Protection of Ising spin-orbit coupling in bulk misfit superconductors

Abstract: Low-dimensional materials have remarkable properties that are distinct from their bulk counterparts. A paradigmatic example is Ising superconductivity that occurs in monolayer materials such as NbSe2 which show a strong violation of the Pauli limit. In monolayers, this occurs due to a combination of broken inversion symmetry and spin-orbit coupling that locks the spins of the electrons out-of-plane. Bulk NbSe2 is centrosymmetric and is therefore not an Ising superconductor. We show that bulk misfit compound superconductors, (LaSe)1.14(NbSe2) and (LaSe)1.14(NbSe2)2, comprised of monolayers and bilayers of NbSe2, exhibit unexpected Ising protection with a Pauli-limit violation comparable to monolayer NbSe2, despite formally having inversion symmetry.
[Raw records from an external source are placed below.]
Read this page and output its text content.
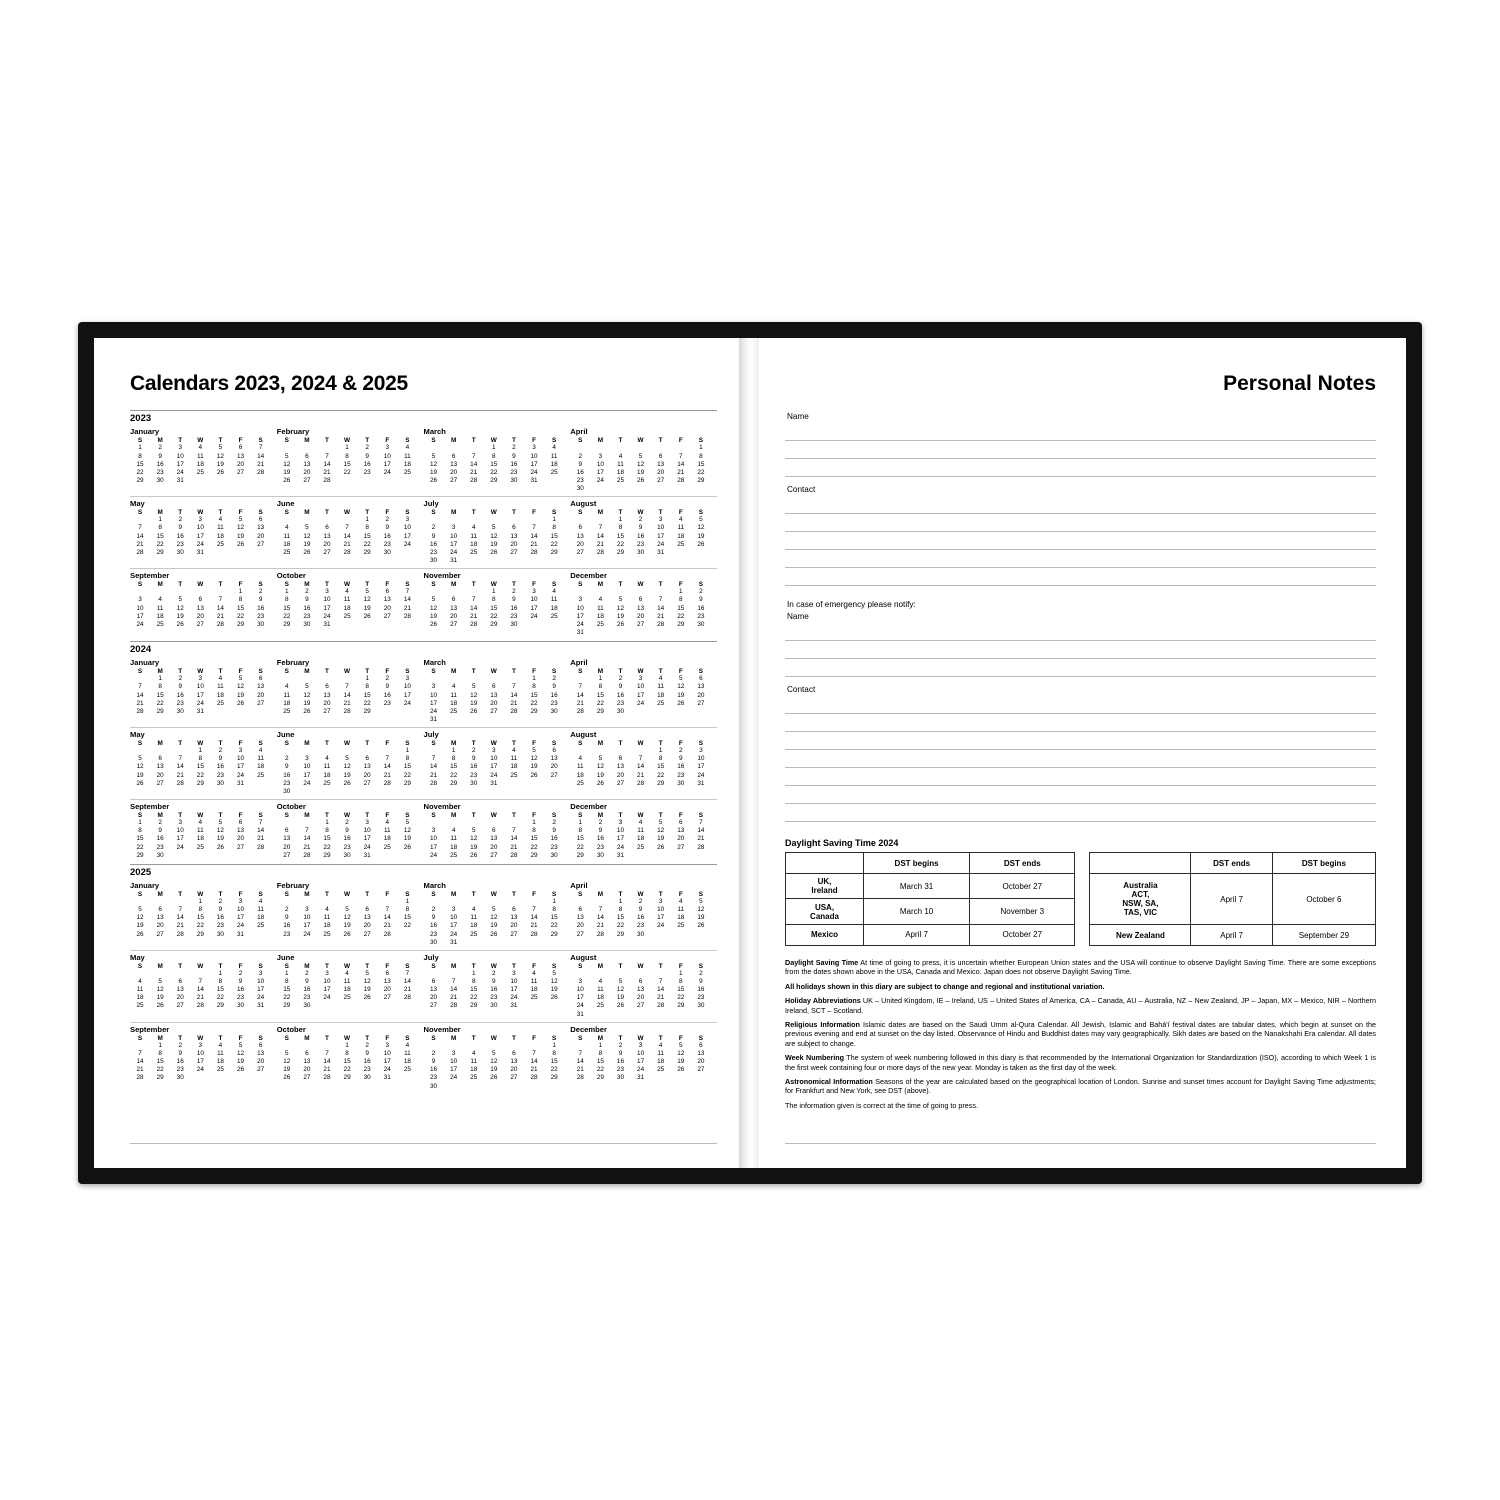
Calendars 2023, 2024 & 2025
2023
January
S	M	T	W	T	F	S
1	2	3	4	5	6	7
8	9	10	11	12	13	14
15	16	17	18	19	20	21
22	23	24	25	26	27	28
29	30	31				
February
S	M	T	W	T	F	S
			1	2	3	4
5	6	7	8	9	10	11
12	13	14	15	16	17	18
19	20	21	22	23	24	25
26	27	28				
March
S	M	T	W	T	F	S
			1	2	3	4
5	6	7	8	9	10	11
12	13	14	15	16	17	18
19	20	21	22	23	24	25
26	27	28	29	30	31	
April
S	M	T	W	T	F	S
						1
2	3	4	5	6	7	8
9	10	11	12	13	14	15
16	17	18	19	20	21	22
23	24	25	26	27	28	29
30						
May
S	M	T	W	T	F	S
	1	2	3	4	5	6
7	8	9	10	11	12	13
14	15	16	17	18	19	20
21	22	23	24	25	26	27
28	29	30	31			
June
S	M	T	W	T	F	S
				1	2	3
4	5	6	7	8	9	10
11	12	13	14	15	16	17
18	19	20	21	22	23	24
25	26	27	28	29	30	
July
S	M	T	W	T	F	S
						1
2	3	4	5	6	7	8
9	10	11	12	13	14	15
16	17	18	19	20	21	22
23	24	25	26	27	28	29
30	31					
August
S	M	T	W	T	F	S
		1	2	3	4	5
6	7	8	9	10	11	12
13	14	15	16	17	18	19
20	21	22	23	24	25	26
27	28	29	30	31		
September
S	M	T	W	T	F	S
					1	2
3	4	5	6	7	8	9
10	11	12	13	14	15	16
17	18	19	20	21	22	23
24	25	26	27	28	29	30
October
S	M	T	W	T	F	S
1	2	3	4	5	6	7
8	9	10	11	12	13	14
15	16	17	18	19	20	21
22	23	24	25	26	27	28
29	30	31				
November
S	M	T	W	T	F	S
			1	2	3	4
5	6	7	8	9	10	11
12	13	14	15	16	17	18
19	20	21	22	23	24	25
26	27	28	29	30		
December
S	M	T	W	T	F	S
					1	2
3	4	5	6	7	8	9
10	11	12	13	14	15	16
17	18	19	20	21	22	23
24	25	26	27	28	29	30
31						
2024
January
S	M	T	W	T	F	S
	1	2	3	4	5	6
7	8	9	10	11	12	13
14	15	16	17	18	19	20
21	22	23	24	25	26	27
28	29	30	31			
February
S	M	T	W	T	F	S
				1	2	3
4	5	6	7	8	9	10
11	12	13	14	15	16	17
18	19	20	21	22	23	24
25	26	27	28	29		
March
S	M	T	W	T	F	S
					1	2
3	4	5	6	7	8	9
10	11	12	13	14	15	16
17	18	19	20	21	22	23
24	25	26	27	28	29	30
31						
April
S	M	T	W	T	F	S
	1	2	3	4	5	6
7	8	9	10	11	12	13
14	15	16	17	18	19	20
21	22	23	24	25	26	27
28	29	30				
May
S	M	T	W	T	F	S
			1	2	3	4
5	6	7	8	9	10	11
12	13	14	15	16	17	18
19	20	21	22	23	24	25
26	27	28	29	30	31	
June
S	M	T	W	T	F	S
						1
2	3	4	5	6	7	8
9	10	11	12	13	14	15
16	17	18	19	20	21	22
23	24	25	26	27	28	29
30						
July
S	M	T	W	T	F	S
	1	2	3	4	5	6
7	8	9	10	11	12	13
14	15	16	17	18	19	20
21	22	23	24	25	26	27
28	29	30	31			
August
S	M	T	W	T	F	S
				1	2	3
4	5	6	7	8	9	10
11	12	13	14	15	16	17
18	19	20	21	22	23	24
25	26	27	28	29	30	31
September
S	M	T	W	T	F	S
1	2	3	4	5	6	7
8	9	10	11	12	13	14
15	16	17	18	19	20	21
22	23	24	25	26	27	28
29	30					
October
S	M	T	W	T	F	S
		1	2	3	4	5
6	7	8	9	10	11	12
13	14	15	16	17	18	19
20	21	22	23	24	25	26
27	28	29	30	31		
November
S	M	T	W	T	F	S
					1	2
3	4	5	6	7	8	9
10	11	12	13	14	15	16
17	18	19	20	21	22	23
24	25	26	27	28	29	30
December
S	M	T	W	T	F	S
1	2	3	4	5	6	7
8	9	10	11	12	13	14
15	16	17	18	19	20	21
22	23	24	25	26	27	28
29	30	31				
2025
January
S	M	T	W	T	F	S
			1	2	3	4
5	6	7	8	9	10	11
12	13	14	15	16	17	18
19	20	21	22	23	24	25
26	27	28	29	30	31	
February
S	M	T	W	T	F	S
						1
2	3	4	5	6	7	8
9	10	11	12	13	14	15
16	17	18	19	20	21	22
23	24	25	26	27	28	
March
S	M	T	W	T	F	S
						1
2	3	4	5	6	7	8
9	10	11	12	13	14	15
16	17	18	19	20	21	22
23	24	25	26	27	28	29
30	31					
April
S	M	T	W	T	F	S
		1	2	3	4	5
6	7	8	9	10	11	12
13	14	15	16	17	18	19
20	21	22	23	24	25	26
27	28	29	30			
May
S	M	T	W	T	F	S
				1	2	3
4	5	6	7	8	9	10
11	12	13	14	15	16	17
18	19	20	21	22	23	24
25	26	27	28	29	30	31
June
S	M	T	W	T	F	S
1	2	3	4	5	6	7
8	9	10	11	12	13	14
15	16	17	18	19	20	21
22	23	24	25	26	27	28
29	30					
July
S	M	T	W	T	F	S
		1	2	3	4	5
6	7	8	9	10	11	12
13	14	15	16	17	18	19
20	21	22	23	24	25	26
27	28	29	30	31		
August
S	M	T	W	T	F	S
					1	2
3	4	5	6	7	8	9
10	11	12	13	14	15	16
17	18	19	20	21	22	23
24	25	26	27	28	29	30
31						
September
S	M	T	W	T	F	S
	1	2	3	4	5	6
7	8	9	10	11	12	13
14	15	16	17	18	19	20
21	22	23	24	25	26	27
28	29	30				
October
S	M	T	W	T	F	S
			1	2	3	4
5	6	7	8	9	10	11
12	13	14	15	16	17	18
19	20	21	22	23	24	25
26	27	28	29	30	31	
November
S	M	T	W	T	F	S
						1
2	3	4	5	6	7	8
9	10	11	12	13	14	15
16	17	18	19	20	21	22
23	24	25	26	27	28	29
30						
December
S	M	T	W	T	F	S
	1	2	3	4	5	6
7	8	9	10	11	12	13
14	15	16	17	18	19	20
21	22	23	24	25	26	27
28	29	30	31			
Personal Notes
Name
Contact
In case of emergency please notify:
Name
Contact
Daylight Saving Time 2024
	DST begins	DST ends
UK,
Ireland	March 31	October 27
USA,
Canada	March 10	November 3
Mexico	April 7	October 27
	DST ends	DST begins
Australia
ACT,
NSW, SA,
TAS, VIC	April 7	October 6
New Zealand	April 7	September 29

Daylight Saving Time At time of going to press, it is uncertain whether European Union states and the USA will continue to observe Daylight Saving Time. There are some exceptions from the dates shown above in the USA, Canada and Mexico. Japan does not observe Daylight Saving Time.

All holidays shown in this diary are subject to change and regional and institutional variation.

Holiday Abbreviations UK – United Kingdom, IE – Ireland, US – United States of America, CA – Canada, AU – Australia, NZ – New Zealand, JP – Japan, MX – Mexico, NIR – Northern Ireland, SCT – Scotland.

Religious Information Islamic dates are based on the Saudi Umm al-Qura Calendar. All Jewish, Islamic and Bahá'í festival dates are tabular dates, which begin at sunset on the previous evening and end at sunset on the day listed. Observance of Hindu and Buddhist dates may vary geographically. Sikh dates are based on the Nanakshahi Era calendar. All dates are subject to change.

Week Numbering The system of week numbering followed in this diary is that recommended by the International Organization for Standardization (ISO), according to which Week 1 is the first week containing four or more days of the new year. Monday is taken as the first day of the week.

Astronomical Information Seasons of the year are calculated based on the geographical location of London. Sunrise and sunset times account for Daylight Saving Time adjustments; for Frankfurt and New York, see DST (above).

The information given is correct at the time of going to press.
We study these misfit compounds using complementary experimental methods in combination with first-principles calculations. We propose theoretical mechanisms of how the Ising protection can survive in bulk materials. We show how some of these mechanisms operate in these bulk compounds due to a concerted effect of charge-transfer, defects, reduction of interlayer hopping, and stacking. This highlights how Ising superconductivity can, unexpectedly, arise in bulk materials, and possibly enable the design of bulk superconductors that are resilient to magnetic fields.